9.1 Spatial Information and Data Mining Applications

Oracle Data Mining allows automatic discovery of knowledge from a database. Its techniques include discovering hidden associations between different data attributes, classification of data based on some samples, and clustering to identify intrinsic patterns. Spatial data can be materialized for inclusion in data mining applications.

Thus, Oracle Data Mining might enable you to discover that sales prospects with addresses located in specific areas (neighborhoods, cities, or regions) are more likely to watch a particular television program or to respond favorably to a particular advertising solicitation. (The addresses are geocoded into longitude/latitude points and stored in an Oracle Spatial geometry object.)

In many applications, data at a specific location is influenced by data in the neighborhood. For example, the value of a house is largely determined by the value of other houses in the neighborhood. This phenomenon is called spatial correlation (or, neighborhood influence), and is discussed further in Materializing Spatial Correlation. The spatial analysis and mining features in Oracle Spatial let you exploit spatial correlation by using the location attributes of data items in several ways: for binning (discretizing) data into regions (such as categorizing data into northern, southern, eastern, and western regions), for materializing the influence of neighborhood (such as number of customers within a two-mile radius of each store), and for identifying colocated data items (such as video rental stores and pizza restaurants).

To perform spatial data mining, you materialize spatial predicates and relationships for a set of spatial data using thematic layers.

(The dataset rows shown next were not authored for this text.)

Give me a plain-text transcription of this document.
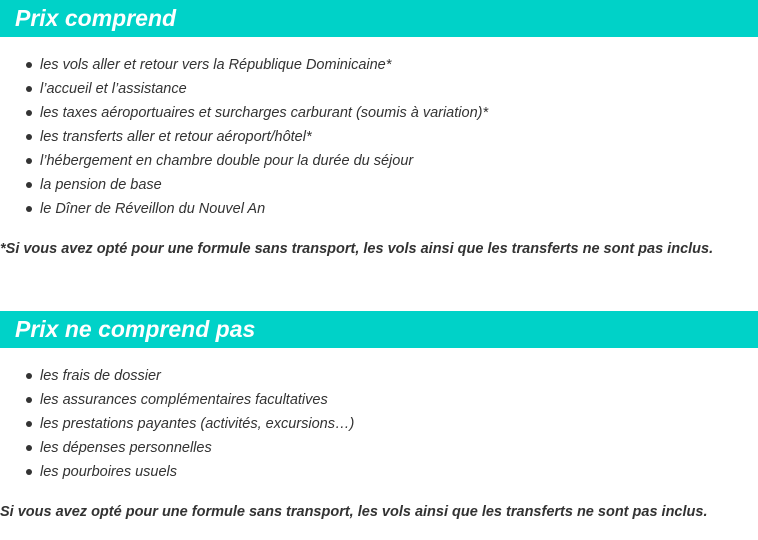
Prix comprend
les vols aller et retour vers la République Dominicaine*
l’accueil et l’assistance
les taxes aéroportuaires et surcharges carburant (soumis à variation)*
les transferts aller et retour aéroport/hôtel*
l’hébergement en chambre double pour la durée du séjour
la pension de base
le Dîner de Réveillon du Nouvel An
*Si vous avez opté pour une formule sans transport, les vols ainsi que les transferts ne sont pas inclus.
Prix ne comprend pas
les frais de dossier
les assurances complémentaires facultatives
les prestations payantes (activités, excursions…)
les dépenses personnelles
les pourboires usuels
Si vous avez opté pour une formule sans transport, les vols ainsi que les transferts ne sont pas inclus.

Each layer contains data about a specific kind of spatial data (that is, having a specific "theme"), for example, parks and recreation areas, or demographic income data. The spatial materialization could be performed as a preprocessing step before the application of data mining techniques, or it could be performed as an intermediate step in spatial mining, as shown in Figure 9-1.

Figure 9-1 Spatial Mining and Oracle Data Mining

Description of Figure 9-1 follows
Description of "Figure 9-1 Spatial Mining and Oracle Data Mining"

Notes on Figure 9-1:

  • The original data, which included spatial and nonspatial data, is processed to produce materialized data.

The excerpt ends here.